Usama mentioned that from her experience, external DCR can cause that level of ectropion if the lacrimal sac flap is pulled more tightly. Any comment on this? Yes, I agree with you, Usama, that I do actually suture my lacrimal sac flap in my standard external DCR. I have not personally had ectropion as a result of that. And I think it depends on where you sew your flap. This is a little bit of a tangent now, but you don’t want to sew your flap to the orbicularis. You want to sew your flap to the periosteum of your interior lacrimal sac. I do cut back my interior lacrimal sac flap because that gives you a little better visualization of the sac. But I don’t cut it back as far as what some of the old school mechanism of external DCR does. I’m not going to go into too too much details of technique of DCR. I believe there is a Cybersight lecture on DCR and there might even be some videos.

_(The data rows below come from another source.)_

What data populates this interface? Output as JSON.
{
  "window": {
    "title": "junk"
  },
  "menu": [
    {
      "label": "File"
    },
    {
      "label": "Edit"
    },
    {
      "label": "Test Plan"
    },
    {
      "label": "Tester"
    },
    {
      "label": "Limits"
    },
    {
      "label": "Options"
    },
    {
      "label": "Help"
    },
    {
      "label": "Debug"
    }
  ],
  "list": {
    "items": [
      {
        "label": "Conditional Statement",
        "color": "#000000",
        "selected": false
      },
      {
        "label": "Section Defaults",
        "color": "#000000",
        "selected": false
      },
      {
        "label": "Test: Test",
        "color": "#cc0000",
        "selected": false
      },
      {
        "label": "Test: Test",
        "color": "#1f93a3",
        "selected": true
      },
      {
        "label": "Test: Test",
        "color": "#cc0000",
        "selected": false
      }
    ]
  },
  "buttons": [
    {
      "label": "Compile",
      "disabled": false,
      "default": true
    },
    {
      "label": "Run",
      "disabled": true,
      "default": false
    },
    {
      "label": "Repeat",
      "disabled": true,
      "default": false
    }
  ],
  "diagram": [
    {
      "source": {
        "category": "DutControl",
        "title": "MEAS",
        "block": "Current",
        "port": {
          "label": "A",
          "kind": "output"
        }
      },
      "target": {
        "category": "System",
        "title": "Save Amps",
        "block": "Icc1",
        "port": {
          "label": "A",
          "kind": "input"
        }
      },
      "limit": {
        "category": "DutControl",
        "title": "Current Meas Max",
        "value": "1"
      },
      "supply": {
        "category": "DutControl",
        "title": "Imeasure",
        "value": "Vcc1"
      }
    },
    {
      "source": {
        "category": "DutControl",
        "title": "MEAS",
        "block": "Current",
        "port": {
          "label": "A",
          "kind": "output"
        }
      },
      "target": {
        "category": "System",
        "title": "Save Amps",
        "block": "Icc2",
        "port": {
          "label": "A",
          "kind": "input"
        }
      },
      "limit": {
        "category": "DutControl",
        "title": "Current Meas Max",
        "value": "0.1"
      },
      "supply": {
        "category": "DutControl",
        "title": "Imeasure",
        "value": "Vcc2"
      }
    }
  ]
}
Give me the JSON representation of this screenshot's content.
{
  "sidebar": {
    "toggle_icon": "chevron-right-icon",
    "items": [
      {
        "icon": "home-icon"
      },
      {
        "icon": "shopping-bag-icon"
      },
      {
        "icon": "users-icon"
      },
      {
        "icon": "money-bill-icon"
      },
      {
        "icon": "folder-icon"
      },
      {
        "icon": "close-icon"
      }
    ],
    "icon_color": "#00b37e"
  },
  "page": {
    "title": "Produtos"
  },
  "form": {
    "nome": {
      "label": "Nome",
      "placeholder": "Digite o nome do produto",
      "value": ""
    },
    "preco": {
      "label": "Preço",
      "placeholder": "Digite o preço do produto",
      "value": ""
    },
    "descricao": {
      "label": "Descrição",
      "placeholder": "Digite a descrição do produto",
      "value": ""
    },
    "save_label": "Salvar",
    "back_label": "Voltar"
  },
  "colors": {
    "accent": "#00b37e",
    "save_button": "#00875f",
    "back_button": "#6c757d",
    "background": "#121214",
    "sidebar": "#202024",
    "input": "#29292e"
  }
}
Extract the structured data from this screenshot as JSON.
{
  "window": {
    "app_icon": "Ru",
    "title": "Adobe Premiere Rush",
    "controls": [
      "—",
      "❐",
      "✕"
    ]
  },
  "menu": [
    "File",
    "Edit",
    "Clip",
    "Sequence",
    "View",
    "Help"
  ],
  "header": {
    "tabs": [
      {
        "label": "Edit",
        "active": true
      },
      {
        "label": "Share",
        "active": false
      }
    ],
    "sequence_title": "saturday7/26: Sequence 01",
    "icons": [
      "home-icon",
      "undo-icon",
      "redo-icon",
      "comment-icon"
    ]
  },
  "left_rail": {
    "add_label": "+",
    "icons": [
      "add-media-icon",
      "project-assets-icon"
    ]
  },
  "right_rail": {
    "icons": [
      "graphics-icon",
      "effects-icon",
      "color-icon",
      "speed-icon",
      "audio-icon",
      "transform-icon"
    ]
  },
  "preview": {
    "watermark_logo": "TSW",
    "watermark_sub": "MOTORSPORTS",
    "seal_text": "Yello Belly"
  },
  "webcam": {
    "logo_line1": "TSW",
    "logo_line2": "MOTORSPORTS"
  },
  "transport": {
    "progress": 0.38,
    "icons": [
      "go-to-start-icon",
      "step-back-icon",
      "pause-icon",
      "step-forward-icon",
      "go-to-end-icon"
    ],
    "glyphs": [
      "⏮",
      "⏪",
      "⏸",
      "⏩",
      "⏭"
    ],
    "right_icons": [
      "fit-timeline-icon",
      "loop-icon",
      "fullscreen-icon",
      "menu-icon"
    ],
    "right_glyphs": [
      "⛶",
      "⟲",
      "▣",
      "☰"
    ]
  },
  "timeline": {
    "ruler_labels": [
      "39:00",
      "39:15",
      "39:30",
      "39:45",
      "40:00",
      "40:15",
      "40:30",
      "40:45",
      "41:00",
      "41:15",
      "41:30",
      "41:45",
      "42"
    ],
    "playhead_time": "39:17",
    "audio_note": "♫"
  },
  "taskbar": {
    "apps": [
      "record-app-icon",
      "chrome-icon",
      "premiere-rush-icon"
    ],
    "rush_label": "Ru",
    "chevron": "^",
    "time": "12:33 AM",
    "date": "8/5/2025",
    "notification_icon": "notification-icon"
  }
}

There’s a question about how long do you leave the silicone tube in the post endo DCR woman with the follicular lymphoma and radiation afterwards? Surprisingly, you don’t actually need to leave it in for that much longer. One of the things with tubes, that I find, is you actually don’t want to leave it in too long and then you start to get a foreign body reaction which then promotes scarring. My range is anywhere between six week and three months. The one thing I do is I irrigate them before I remove the tube. If I can irrigate easily, then it means the tube can definitely come out. If I irrigate at the first follow up, which is usually around three to four weeks, and I start to feel some early stricture already. Then what I would do is actually give them a little bit more topical steroid and then reirrigate in another three to four weeks and if it’s a little bit flowing a little bit better, then remove the tube at that point. So you actually don’t need to leave it in much longer than that and you can remove the stent.
We’ve gone a little bit over time, but I still see that there’s a lot of questions going on. What I’m going to do is actually encourage you to go onto the Cybersight website. Some of the question about Graves’ disease, I know there was some interest around that from the early populated questions. There’s actually great lectures on thyroid eye disease on the Cybersight site.
And then there was a question about, there was a couple of questions about lacrimal gland lesions. I didn’t go into that because there’s actually an entire lecture that we did a couple of years ago now on Cybersight that talks specifically just about lacrimal gland tumors and everything you want to know about them. It’s specifically answering that questions, DP, you had about bone remodeling versus bone destruction, versus hyperostosis. So definitely have a look at those lectures and you may find your questions in there. If not, engage on the Cybersight website and you can always reach out to me through the website or other faculty that are equally talented.
Thank you, everyone, and I hope you guys enjoyed the lecture and I hope I answered as many of your questions as I could. I hope to see you guys in the future on another lecture.